Aku menggeleng. Ku tatap arloji silver yang melingkar di tanganku. 15 menit telah berlalu. Cepat sekali, pikirku.

"Lama banget sih." aku mendumel.

"Hah?" sahut Abun. Aku mengeleng. "Coba cek hp lu. Siapa tau ada chat?"

Aku yang menurut atau tanganku yang reflek entahlah. Aku melotot melihat pesan yang dikirim Mackie 5 menit yang lalu.

Maap dek, gw pulang malem. Lo dijemput Millo ya. Gw udah kontak dia buat jemput lo.

Yakali Millo selama itu datangnya? Lama banget ih! Aku mengedarkan tatapanku hendak mencari keberadaan Millo.

"Ada apa Kay?" tanya Abun.

"Gue dijemput abang gue yang kedua."

"Lo punya berapa abang?" tanyanya lagi.

"Dua."

"Sialan." gumamnya.

Suara klakson mobil mengejutkan kami. Kaca pintu diturunkan dan muncullah Millo dengan kacamata gelapnya. Menggerakkan kepalanya menyuruhku masuk. Aku langsung membuka pintunya. "Gue duluan ya Bun."

Tanpa menunggu Abun menjawab, aku langsung tutup pintu. Millo langsung tancap gas meninggalkan sekolah.

"Kok lo lama?" tanyaku pada Millo tanpa menoleh.

"Lama? Waktu Mackie nge-wa gue, gue langsung pergi cok!" jawab MIllo sedikit sewot.

"Trus kok gak muncul-muncul daritadi?" Aku menatap heran padanya.

"Ya, gue pengen liat-liat dulu, itu cowok yang pdkt ama lo bagus atau enggak."

"Enggak ada yang lagi pdkt-an." sahutku tegas.

"Yang udah vakum cinta-cintaan gausah sok enggak-enggak. Lo kayak gak kenal gue aja.
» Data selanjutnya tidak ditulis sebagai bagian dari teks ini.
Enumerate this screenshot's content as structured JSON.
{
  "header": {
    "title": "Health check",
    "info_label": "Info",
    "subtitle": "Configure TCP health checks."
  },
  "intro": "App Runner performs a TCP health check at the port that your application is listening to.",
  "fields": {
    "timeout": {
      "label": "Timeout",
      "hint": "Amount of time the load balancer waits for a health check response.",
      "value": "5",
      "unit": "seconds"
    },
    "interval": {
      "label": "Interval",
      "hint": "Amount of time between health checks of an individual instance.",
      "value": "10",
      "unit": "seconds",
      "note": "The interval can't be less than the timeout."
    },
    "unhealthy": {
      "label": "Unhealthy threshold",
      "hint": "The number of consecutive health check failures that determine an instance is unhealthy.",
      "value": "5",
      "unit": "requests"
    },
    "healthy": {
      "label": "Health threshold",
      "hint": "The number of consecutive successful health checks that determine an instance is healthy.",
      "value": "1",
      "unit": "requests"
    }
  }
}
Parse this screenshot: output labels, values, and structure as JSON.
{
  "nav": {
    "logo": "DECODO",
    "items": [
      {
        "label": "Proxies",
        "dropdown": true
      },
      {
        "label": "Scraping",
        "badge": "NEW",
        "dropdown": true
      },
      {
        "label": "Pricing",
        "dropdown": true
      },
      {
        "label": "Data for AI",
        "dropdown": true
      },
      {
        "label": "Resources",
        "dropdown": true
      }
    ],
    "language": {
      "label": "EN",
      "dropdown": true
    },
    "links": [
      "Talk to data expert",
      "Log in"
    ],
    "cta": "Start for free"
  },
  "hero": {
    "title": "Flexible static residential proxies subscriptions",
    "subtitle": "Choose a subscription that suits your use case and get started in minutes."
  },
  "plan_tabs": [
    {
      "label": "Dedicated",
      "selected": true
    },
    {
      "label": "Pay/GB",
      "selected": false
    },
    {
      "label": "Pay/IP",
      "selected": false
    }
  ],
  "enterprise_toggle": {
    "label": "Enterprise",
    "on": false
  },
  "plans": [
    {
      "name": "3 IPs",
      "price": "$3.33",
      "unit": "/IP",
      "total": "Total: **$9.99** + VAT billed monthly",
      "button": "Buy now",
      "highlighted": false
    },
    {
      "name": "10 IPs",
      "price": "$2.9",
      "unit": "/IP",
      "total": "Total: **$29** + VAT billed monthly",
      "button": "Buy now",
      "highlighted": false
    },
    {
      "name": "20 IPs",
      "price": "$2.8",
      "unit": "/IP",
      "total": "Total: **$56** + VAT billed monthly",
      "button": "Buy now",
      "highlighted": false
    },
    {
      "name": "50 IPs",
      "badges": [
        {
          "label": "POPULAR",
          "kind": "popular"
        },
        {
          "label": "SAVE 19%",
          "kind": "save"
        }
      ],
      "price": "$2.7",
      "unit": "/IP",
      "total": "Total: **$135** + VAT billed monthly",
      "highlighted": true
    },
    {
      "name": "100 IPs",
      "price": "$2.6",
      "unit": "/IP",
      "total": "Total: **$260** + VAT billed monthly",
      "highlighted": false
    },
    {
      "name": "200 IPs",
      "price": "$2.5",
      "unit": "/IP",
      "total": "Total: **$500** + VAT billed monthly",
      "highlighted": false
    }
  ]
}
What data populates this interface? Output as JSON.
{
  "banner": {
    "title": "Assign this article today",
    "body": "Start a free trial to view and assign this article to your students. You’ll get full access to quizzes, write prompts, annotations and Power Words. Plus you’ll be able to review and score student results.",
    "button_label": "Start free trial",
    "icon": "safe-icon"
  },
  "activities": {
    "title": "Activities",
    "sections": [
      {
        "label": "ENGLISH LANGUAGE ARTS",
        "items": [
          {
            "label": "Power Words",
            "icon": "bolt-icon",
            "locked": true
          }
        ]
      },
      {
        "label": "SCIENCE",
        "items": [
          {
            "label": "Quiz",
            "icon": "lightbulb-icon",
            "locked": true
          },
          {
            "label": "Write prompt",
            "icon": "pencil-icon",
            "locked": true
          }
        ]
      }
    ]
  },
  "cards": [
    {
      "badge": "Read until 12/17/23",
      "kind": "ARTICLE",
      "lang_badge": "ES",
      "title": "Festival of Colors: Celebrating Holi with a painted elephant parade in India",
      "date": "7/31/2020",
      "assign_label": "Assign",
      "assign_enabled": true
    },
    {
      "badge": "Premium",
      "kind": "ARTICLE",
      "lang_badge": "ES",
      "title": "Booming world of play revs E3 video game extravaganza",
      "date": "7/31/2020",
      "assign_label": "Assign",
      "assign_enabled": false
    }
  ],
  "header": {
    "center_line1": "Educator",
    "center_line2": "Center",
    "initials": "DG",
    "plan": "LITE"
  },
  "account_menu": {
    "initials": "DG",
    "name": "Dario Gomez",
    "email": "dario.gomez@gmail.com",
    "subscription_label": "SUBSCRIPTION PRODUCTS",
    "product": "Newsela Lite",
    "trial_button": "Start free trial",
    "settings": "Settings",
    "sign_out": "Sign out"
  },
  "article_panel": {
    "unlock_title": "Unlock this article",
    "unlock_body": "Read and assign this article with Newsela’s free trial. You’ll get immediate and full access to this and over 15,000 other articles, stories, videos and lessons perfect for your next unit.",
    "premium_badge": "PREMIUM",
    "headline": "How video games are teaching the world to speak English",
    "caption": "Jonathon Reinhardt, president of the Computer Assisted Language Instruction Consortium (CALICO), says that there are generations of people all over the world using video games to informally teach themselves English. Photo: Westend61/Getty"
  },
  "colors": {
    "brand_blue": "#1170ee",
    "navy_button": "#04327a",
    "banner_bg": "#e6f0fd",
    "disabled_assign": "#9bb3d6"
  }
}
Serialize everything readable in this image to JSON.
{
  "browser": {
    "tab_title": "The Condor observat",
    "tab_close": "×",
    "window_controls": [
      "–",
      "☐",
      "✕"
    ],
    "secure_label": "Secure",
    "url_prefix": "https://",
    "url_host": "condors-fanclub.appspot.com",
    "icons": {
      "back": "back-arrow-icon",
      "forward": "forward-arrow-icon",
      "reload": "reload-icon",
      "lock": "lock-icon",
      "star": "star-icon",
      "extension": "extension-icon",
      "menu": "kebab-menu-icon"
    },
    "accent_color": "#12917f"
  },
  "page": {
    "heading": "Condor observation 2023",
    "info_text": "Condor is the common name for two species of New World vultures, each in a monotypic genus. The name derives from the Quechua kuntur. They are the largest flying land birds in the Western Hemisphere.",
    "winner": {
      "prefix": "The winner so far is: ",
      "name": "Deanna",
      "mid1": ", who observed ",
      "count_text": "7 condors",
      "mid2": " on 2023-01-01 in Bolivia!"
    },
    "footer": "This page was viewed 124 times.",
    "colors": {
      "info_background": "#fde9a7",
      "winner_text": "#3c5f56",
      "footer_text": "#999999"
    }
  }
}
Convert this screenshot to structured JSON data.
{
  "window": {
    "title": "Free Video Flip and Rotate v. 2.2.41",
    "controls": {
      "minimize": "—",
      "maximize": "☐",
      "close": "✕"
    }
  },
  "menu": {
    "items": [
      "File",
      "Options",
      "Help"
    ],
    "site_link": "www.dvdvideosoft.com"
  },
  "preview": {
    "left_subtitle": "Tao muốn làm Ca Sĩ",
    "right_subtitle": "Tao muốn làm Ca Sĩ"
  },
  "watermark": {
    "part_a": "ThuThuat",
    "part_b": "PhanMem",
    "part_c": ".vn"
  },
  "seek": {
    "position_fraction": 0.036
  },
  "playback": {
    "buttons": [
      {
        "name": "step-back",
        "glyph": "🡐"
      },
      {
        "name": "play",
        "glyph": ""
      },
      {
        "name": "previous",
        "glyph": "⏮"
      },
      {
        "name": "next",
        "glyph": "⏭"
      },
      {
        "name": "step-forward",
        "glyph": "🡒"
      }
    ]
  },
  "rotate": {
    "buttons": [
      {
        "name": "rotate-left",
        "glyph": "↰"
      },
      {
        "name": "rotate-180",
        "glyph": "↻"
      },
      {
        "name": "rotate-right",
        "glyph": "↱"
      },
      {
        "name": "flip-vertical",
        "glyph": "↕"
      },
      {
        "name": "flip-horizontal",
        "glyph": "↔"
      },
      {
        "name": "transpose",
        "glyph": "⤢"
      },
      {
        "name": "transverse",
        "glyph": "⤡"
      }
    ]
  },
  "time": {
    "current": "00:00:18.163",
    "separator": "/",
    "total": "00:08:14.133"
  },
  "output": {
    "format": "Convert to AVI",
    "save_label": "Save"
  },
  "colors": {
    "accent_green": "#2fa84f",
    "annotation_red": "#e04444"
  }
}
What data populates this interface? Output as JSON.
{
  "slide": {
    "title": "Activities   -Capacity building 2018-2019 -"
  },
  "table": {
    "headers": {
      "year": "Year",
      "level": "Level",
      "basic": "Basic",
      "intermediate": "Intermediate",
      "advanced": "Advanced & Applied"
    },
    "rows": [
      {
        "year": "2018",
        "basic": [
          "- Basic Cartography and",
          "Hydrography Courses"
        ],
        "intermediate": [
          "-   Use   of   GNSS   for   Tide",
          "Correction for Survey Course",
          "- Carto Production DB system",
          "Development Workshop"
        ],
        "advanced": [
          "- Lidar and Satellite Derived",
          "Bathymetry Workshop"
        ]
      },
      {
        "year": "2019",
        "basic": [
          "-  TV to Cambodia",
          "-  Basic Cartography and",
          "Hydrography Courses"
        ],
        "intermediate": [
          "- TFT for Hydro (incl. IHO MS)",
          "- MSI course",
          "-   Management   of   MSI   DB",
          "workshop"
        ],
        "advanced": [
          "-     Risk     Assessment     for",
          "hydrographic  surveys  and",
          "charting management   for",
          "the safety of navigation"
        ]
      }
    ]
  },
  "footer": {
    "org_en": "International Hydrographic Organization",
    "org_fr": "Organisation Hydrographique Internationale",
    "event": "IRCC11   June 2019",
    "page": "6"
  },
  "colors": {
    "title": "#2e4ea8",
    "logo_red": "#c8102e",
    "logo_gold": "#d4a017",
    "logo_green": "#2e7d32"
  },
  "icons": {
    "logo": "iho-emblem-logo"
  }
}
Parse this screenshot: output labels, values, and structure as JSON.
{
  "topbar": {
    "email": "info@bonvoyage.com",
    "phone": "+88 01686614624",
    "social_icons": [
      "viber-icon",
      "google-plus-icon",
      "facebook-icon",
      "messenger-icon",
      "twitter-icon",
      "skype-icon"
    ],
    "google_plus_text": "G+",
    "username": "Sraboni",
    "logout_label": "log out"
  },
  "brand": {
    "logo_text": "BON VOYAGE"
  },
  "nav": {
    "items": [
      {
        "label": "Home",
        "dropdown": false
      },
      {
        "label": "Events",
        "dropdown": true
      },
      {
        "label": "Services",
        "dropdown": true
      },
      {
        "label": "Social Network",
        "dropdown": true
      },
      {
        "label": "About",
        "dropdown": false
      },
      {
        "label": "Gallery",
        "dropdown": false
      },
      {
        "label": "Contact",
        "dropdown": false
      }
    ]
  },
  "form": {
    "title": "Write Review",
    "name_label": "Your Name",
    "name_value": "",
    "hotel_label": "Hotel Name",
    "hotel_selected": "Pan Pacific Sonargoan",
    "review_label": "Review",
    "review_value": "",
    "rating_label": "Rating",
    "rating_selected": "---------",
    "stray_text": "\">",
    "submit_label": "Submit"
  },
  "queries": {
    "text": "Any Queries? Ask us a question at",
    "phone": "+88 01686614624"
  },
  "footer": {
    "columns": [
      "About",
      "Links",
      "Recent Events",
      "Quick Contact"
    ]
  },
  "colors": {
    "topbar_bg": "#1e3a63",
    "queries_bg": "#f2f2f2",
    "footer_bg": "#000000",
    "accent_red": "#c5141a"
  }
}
Lagian lo, baru masuk sekolah aja udah langsung pacaran. Gue kasi tau papa nanti--AUW SAKIT SAT!!!"

Millo meringis mengusap kepalanya yang aku lepak. Makin banyak dia bicara, makin ngelantur. "Enggak ada yang pacaran."

"Ya gausah mukul-mukul juga laknat! Gue sumpahin gak ada yang mau sama lo kalau kasar gini."

Aku bersender di kursiku sambil melipat tangan sambil merenung. Mungkin ada bagusnya Millo yang menjemputku. Aku tau dia tak serius dengan ucapannya. Tapi bayangkan kalau Mackie yang jemput, lalu dia akan melihatku berdua dengan Abun. Pasti dia akan marah dan menceramahiku, plus pengaduan ke mama.

Ini udah yang ke sekian kali aku dapat sial hari ini.